Pertanyaan Review Mingguan yang Benar-Benar Penting
Saya inget banget waktu pertama kali mencoba weekly review serius. Saya download template yang panjang, ada mungkin 40 pertanyaan di dalamnya, dan saya duduk Jumat malam dengan niat yang bagus.
Satu jam kemudian saya sudah mengisi mungkin 15 pertanyaan pertama, lelah, dan menutup dokumen itu. Minggu berikutnya saya tidak buka lagi.
Yang salah bukan niatnya. Yang salah adalah saya mencoba menjawab semua pertanyaan yang ada di template itu, padahal tidak semua pertanyaan sama pentingnya untuk situasi saya.
Masalah dengan Review yang Terlalu Lengkap
Ada template weekly review yang sangat komprehensif – mengukur revenue, deep work hours, konten yang diposting, engagement quality, customer feedback, audience growth, energy levels per hari, progress terhadap goal bulanan, dan sejenisnya.
Untuk creator fulltime yang menggantungkan seluruh income dari konten, template selengkap itu masuk akal.
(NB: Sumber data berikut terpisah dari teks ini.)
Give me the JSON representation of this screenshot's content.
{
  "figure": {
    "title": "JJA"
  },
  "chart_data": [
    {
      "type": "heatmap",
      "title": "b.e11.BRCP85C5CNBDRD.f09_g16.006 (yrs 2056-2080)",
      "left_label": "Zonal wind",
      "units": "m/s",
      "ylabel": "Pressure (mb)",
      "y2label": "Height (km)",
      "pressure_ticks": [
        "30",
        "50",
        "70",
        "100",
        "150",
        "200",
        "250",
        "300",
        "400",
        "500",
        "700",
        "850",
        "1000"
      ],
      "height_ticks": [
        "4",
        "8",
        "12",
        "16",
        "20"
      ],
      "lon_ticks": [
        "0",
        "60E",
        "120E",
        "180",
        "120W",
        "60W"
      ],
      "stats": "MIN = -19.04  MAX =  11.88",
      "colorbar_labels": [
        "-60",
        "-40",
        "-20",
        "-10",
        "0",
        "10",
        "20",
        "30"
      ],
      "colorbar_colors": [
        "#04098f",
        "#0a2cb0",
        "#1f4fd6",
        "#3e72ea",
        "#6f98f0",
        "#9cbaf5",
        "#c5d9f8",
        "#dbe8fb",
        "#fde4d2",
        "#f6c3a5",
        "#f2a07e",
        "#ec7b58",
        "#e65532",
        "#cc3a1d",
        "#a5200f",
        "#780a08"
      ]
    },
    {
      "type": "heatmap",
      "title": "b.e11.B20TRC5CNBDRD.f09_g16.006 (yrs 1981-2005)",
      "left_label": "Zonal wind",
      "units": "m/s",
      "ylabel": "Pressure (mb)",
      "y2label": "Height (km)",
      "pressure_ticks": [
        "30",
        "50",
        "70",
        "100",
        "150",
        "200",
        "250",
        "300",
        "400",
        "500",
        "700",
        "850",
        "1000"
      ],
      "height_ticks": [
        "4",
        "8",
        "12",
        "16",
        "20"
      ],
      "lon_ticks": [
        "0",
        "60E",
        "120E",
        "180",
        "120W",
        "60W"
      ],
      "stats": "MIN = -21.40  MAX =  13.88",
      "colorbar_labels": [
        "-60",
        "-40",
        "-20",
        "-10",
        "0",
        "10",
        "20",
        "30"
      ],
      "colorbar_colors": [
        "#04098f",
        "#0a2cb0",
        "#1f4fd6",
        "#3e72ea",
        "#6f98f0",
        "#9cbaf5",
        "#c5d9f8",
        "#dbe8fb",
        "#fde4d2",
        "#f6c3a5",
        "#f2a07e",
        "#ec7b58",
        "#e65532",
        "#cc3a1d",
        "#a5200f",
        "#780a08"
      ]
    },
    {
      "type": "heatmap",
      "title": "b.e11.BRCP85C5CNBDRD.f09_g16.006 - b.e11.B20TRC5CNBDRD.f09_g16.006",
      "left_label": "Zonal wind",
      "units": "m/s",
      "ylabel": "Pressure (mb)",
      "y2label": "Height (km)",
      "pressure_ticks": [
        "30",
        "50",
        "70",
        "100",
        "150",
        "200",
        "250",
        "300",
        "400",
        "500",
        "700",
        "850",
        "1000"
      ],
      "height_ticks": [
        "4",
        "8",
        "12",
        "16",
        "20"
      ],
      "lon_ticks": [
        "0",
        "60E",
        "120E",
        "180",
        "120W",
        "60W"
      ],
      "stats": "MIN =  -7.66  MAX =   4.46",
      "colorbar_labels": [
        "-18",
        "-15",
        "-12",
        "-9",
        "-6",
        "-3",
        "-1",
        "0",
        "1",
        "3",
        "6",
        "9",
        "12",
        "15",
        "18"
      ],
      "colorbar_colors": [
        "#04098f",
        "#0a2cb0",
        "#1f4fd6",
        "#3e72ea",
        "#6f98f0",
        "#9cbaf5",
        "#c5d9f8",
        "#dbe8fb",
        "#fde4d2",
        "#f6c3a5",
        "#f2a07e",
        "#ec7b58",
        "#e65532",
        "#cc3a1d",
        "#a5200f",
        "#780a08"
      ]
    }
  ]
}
Semua angka itu relevan dan perlu dipantau.
Tapi untuk Daddy karyawan yang punya 15 menit Jumat sore sebelum pulang dan anak-anak menunggu di rumah? Template itu terlalu berat. Dan yang terlalu berat, ditinggal.
Ini yang saya pelajari setelah mencoba berbagai format: lebih baik review 15 menit yang konsisten dari review 2 jam yang hanya dilakukan sebulan sekali.
Dua Pertanyaan yang Sebetulnya Paling Penting
Setelah beberapa bulan bereksperimen, ada dua pertanyaan yang setiap kali dijawab dengan jujur, selalu menghasilkan sesuatu yang berguna:
Pertama: Minggu ini, satu hal yang paling jalan – dan kenapa?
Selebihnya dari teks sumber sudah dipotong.